Pour tout dire, Le maître des livres est un excellent manga, et j’irais même plus loin en soutenant que c’est un manga d’utilité publique dans un monde où la technologie occupe une place toujours plus prégnante.
L’auteur:
Quelques mots sur l’auteur. Umiharu Shinohara est un scénariste et un dessinateur japonais. Il est difficile de reconstituer son parcours, étant donné qu’il publie d’autres ouvrages sous des pseudonymes.
Le détail
En observant le graphisme de ce seinen, mon attention a été attirée par la coupe de cheveux de Mikoshiba: elle a la forme d’un champignon. D’ailleurs, dans le tome 3, on l’appelle «Champignon». Ce détail est intéressant pour deux raisons:
Tout d’abord car ce qui caractérise le personnage, c’est sa perspicacité. Quand un client franchit sa bibliothèque, il sait exactement le livre qui lui convient. Comme s’il possédait une connaissance intuitive de la vie de chacun. Il se trouve que le champignon est connu pour ses propriétés hallucinogènes. Les Indiens et les chamans l’utilisaient pour entrer en transe et s’éveiller à la connaissance des choses occultes.
De plus, comme le montre les exemples de Miyamoto et de Shôta, la lecture des ouvrages transforme les personnages. Comme si l’accès à ce lieu et la confrontation avec son propriétaire constituaient un parcours initiatique. On se remémorera le chapitre 5 d’Alice au pays des merveilles quand la jeune fille se retrouve face à une chenille sur un champignon. La larve lui explique alors que manger un côté du champignon fait grandir, tandis que l’autre fait rapetisser.
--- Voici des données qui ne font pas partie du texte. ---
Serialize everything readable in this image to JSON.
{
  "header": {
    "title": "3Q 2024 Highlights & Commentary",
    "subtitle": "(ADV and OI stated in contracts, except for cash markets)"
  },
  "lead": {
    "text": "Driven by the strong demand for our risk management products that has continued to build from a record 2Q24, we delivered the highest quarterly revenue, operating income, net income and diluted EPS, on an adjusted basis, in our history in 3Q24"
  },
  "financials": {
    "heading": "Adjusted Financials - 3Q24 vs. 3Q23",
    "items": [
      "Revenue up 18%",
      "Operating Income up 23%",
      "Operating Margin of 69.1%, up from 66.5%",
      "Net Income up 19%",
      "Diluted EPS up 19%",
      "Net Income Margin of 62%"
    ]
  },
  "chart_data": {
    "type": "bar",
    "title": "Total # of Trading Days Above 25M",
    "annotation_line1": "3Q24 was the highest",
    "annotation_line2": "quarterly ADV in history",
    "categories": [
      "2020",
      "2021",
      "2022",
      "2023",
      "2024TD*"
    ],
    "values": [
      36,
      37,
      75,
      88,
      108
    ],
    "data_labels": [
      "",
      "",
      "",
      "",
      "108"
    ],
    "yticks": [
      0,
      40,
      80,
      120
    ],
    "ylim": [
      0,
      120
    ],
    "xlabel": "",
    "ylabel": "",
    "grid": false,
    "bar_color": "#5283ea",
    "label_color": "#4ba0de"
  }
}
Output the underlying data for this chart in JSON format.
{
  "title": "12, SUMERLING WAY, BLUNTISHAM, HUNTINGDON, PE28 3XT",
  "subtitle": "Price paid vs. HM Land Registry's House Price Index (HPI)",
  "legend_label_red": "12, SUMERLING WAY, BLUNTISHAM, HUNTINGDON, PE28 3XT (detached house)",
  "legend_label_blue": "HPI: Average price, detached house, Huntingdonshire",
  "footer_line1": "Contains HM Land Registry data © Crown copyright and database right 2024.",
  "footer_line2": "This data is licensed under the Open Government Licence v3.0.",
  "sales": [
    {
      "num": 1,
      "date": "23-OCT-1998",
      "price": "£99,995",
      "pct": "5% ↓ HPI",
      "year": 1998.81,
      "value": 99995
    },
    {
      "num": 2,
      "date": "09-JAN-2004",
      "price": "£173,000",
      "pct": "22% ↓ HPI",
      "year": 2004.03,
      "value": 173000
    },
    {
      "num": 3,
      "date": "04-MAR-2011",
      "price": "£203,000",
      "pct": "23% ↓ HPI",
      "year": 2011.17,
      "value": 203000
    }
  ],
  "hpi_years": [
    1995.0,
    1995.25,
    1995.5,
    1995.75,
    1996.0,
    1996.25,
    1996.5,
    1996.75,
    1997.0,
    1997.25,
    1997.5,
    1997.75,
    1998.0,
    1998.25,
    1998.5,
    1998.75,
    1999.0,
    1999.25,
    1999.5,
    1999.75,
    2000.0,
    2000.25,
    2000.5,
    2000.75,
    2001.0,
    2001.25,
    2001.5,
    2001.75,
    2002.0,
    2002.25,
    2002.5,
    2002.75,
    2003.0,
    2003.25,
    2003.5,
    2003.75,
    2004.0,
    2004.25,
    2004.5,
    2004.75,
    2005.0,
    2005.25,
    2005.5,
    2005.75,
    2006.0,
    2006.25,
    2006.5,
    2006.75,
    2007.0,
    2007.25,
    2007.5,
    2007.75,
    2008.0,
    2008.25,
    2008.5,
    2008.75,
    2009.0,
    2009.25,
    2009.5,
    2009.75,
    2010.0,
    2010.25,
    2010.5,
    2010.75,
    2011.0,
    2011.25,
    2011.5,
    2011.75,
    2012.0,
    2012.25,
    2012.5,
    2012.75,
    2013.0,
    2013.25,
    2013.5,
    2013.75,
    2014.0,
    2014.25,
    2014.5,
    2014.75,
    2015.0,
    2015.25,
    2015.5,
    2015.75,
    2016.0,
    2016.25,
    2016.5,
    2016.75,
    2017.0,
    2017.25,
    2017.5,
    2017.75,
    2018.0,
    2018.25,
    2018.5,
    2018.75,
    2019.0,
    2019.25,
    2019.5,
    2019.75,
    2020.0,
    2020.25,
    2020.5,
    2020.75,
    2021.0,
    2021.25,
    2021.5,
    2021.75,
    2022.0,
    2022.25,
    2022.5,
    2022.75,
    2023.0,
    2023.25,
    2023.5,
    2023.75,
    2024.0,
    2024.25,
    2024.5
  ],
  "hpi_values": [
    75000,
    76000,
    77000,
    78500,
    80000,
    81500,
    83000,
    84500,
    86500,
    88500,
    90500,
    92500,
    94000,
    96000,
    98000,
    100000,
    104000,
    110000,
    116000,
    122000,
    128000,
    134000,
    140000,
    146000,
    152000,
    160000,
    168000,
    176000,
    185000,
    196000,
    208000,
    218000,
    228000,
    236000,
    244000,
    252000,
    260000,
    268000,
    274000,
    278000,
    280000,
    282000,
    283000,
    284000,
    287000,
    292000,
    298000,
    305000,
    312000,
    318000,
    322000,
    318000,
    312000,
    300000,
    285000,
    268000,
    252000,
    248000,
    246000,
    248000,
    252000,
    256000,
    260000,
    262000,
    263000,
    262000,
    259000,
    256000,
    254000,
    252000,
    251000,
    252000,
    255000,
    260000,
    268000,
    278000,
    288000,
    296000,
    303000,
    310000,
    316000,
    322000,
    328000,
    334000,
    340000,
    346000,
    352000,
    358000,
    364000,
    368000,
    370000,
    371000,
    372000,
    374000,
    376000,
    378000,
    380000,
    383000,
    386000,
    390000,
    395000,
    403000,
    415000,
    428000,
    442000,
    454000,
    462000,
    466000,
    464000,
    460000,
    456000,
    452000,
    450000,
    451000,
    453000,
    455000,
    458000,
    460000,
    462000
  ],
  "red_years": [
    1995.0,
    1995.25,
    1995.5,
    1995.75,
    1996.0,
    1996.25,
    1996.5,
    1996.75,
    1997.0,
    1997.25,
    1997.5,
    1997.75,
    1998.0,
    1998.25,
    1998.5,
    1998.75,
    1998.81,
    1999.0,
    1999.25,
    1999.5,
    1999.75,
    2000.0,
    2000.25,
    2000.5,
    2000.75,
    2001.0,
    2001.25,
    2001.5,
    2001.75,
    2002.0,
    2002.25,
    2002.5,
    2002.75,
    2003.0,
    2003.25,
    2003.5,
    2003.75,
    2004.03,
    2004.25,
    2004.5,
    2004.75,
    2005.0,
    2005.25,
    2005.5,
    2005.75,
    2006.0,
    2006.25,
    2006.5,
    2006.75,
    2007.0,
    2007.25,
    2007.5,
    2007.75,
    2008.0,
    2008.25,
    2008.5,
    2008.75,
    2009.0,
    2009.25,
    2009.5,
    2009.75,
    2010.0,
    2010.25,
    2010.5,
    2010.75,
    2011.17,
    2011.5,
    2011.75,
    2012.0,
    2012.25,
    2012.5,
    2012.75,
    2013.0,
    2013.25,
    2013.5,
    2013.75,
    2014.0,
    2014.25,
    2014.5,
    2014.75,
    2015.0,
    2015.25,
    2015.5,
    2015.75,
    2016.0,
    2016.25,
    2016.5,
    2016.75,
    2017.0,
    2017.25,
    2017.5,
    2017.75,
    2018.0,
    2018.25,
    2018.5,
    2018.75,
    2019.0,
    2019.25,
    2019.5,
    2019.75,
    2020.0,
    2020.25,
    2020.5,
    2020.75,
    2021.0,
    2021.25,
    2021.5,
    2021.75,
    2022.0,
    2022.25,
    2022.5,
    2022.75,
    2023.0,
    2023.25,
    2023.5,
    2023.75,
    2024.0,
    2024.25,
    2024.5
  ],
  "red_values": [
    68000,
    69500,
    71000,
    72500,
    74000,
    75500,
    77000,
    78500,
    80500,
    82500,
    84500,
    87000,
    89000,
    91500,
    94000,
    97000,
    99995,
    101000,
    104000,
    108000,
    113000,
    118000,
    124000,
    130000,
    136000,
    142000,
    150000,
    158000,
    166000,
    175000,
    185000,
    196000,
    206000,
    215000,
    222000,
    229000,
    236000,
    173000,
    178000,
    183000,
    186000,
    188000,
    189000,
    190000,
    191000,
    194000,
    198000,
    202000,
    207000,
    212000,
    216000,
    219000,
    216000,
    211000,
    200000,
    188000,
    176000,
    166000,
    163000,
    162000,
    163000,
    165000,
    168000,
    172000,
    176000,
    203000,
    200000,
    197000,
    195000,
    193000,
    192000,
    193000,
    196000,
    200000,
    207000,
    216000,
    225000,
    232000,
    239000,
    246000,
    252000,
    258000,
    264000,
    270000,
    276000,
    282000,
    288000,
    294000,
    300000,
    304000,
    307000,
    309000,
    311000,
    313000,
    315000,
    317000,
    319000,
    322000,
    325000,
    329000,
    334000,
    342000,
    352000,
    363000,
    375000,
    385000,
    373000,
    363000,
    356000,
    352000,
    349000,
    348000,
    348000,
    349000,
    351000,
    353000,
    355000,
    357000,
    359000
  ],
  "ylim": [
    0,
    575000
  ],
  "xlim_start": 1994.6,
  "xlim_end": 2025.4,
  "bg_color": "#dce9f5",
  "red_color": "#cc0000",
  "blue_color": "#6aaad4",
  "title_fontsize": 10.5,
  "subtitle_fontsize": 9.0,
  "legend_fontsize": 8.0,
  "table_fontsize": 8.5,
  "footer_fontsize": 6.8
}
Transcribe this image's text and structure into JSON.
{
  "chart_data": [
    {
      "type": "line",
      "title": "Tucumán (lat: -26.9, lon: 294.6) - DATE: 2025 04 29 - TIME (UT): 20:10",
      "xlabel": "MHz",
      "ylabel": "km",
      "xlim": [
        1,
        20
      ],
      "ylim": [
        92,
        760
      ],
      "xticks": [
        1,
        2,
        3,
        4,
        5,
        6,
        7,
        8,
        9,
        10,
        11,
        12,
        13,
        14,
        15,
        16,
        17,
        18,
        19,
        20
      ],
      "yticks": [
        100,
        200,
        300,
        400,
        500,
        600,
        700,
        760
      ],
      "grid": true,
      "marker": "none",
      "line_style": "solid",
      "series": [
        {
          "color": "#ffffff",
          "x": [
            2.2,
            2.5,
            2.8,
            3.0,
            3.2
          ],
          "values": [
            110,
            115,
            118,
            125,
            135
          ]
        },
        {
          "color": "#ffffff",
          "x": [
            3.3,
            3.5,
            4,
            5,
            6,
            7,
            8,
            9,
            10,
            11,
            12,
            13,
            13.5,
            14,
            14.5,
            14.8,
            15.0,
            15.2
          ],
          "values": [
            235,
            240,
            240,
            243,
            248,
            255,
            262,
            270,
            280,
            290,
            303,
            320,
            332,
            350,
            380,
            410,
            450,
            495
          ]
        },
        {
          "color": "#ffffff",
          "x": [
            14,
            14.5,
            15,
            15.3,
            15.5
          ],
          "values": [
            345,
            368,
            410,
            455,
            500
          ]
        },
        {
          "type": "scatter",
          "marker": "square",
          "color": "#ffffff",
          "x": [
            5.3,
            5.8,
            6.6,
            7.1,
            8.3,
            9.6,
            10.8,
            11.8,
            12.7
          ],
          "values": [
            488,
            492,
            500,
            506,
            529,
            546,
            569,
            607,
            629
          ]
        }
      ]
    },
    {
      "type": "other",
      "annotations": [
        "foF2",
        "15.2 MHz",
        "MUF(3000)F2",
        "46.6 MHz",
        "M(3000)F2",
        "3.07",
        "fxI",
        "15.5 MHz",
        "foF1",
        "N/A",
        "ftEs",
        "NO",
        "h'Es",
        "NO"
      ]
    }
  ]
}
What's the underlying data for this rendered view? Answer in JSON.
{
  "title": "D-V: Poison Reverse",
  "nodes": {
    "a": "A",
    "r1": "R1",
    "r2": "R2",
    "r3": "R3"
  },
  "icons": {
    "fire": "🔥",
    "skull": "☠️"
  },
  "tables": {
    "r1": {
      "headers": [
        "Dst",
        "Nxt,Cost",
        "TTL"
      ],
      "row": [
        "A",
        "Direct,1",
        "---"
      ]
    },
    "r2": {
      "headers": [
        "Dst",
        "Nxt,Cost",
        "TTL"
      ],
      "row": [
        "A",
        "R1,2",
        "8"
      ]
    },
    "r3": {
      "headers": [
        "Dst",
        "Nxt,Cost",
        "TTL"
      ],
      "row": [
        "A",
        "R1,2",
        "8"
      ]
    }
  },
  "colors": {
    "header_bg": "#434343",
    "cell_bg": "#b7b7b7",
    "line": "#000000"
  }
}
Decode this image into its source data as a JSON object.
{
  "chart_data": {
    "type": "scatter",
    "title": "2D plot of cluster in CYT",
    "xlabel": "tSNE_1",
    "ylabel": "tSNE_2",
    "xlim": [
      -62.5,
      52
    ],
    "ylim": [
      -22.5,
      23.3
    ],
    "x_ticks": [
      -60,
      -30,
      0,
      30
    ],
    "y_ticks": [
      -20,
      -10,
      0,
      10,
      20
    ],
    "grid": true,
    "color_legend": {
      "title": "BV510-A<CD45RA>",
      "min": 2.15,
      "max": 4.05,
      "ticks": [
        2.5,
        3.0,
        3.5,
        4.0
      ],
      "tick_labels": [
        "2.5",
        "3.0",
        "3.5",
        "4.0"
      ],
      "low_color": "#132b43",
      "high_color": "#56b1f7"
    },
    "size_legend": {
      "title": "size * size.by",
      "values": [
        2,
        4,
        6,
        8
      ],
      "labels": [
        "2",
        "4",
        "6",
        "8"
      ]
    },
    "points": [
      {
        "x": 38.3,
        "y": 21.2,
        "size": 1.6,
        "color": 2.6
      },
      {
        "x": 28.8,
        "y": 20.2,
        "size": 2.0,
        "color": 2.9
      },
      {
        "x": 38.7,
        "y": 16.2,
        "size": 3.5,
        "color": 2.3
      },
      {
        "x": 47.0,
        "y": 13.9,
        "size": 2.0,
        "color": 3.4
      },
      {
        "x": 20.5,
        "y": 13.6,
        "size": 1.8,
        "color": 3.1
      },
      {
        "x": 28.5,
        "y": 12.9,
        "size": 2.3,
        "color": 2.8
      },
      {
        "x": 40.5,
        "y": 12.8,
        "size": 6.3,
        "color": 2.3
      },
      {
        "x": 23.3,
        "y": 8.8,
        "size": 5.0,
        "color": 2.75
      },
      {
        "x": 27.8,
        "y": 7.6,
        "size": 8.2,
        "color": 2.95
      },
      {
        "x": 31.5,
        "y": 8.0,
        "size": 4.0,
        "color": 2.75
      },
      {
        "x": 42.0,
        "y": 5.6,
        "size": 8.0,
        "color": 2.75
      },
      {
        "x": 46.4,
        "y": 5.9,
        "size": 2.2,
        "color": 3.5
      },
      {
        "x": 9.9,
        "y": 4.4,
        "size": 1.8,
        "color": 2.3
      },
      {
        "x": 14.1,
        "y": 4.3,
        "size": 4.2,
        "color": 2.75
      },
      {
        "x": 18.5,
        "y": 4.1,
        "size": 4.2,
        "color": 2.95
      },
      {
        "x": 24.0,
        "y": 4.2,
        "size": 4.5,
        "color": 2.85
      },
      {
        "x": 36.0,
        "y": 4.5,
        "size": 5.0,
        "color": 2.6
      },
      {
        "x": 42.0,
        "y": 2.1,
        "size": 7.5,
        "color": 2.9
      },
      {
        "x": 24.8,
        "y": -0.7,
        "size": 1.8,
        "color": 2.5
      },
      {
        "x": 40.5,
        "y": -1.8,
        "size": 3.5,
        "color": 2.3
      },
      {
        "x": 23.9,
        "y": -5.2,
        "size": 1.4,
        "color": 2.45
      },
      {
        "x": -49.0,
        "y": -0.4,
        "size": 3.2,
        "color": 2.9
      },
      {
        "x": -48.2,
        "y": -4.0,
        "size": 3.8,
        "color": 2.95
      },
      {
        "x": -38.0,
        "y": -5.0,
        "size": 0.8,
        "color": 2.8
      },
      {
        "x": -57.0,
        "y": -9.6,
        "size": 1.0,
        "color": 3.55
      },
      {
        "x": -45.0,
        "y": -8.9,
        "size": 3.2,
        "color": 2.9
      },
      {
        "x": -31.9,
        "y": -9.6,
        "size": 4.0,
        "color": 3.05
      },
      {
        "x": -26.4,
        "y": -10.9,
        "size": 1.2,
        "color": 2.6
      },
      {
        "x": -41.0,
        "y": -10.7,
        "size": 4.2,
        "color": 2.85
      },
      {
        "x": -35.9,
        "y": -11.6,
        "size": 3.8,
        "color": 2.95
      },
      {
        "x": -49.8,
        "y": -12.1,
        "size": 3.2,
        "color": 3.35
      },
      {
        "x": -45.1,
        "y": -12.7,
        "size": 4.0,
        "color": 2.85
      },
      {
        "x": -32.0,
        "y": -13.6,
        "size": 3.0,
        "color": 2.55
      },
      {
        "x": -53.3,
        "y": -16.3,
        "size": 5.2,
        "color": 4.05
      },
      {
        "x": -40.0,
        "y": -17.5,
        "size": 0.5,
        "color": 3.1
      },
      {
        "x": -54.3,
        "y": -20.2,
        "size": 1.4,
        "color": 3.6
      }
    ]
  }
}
Ici, La Rose trémière fait donc figure d’étape initiatique permettant d’accéder à la maturité, et ce grâce aux livres.
La parenthèse:
En définitive, Le maître des livres (Komikku éditions) est un bel hommage aux bibliothécaires. Tenir une bibliothèque ne consiste pas uniquement à numéroter et à classer des ouvrages. C’est aussi avoir un vrai contact avec les livres et transmettre aux autres l’envie de lire. Nombre de dessins animés ont créé des vocations: Jeanne et Serge, Olive et Tom, etc… Peut-être que ce manga suscitera l’intérêt de quelques jeunes lecteurs pour cette noble profession.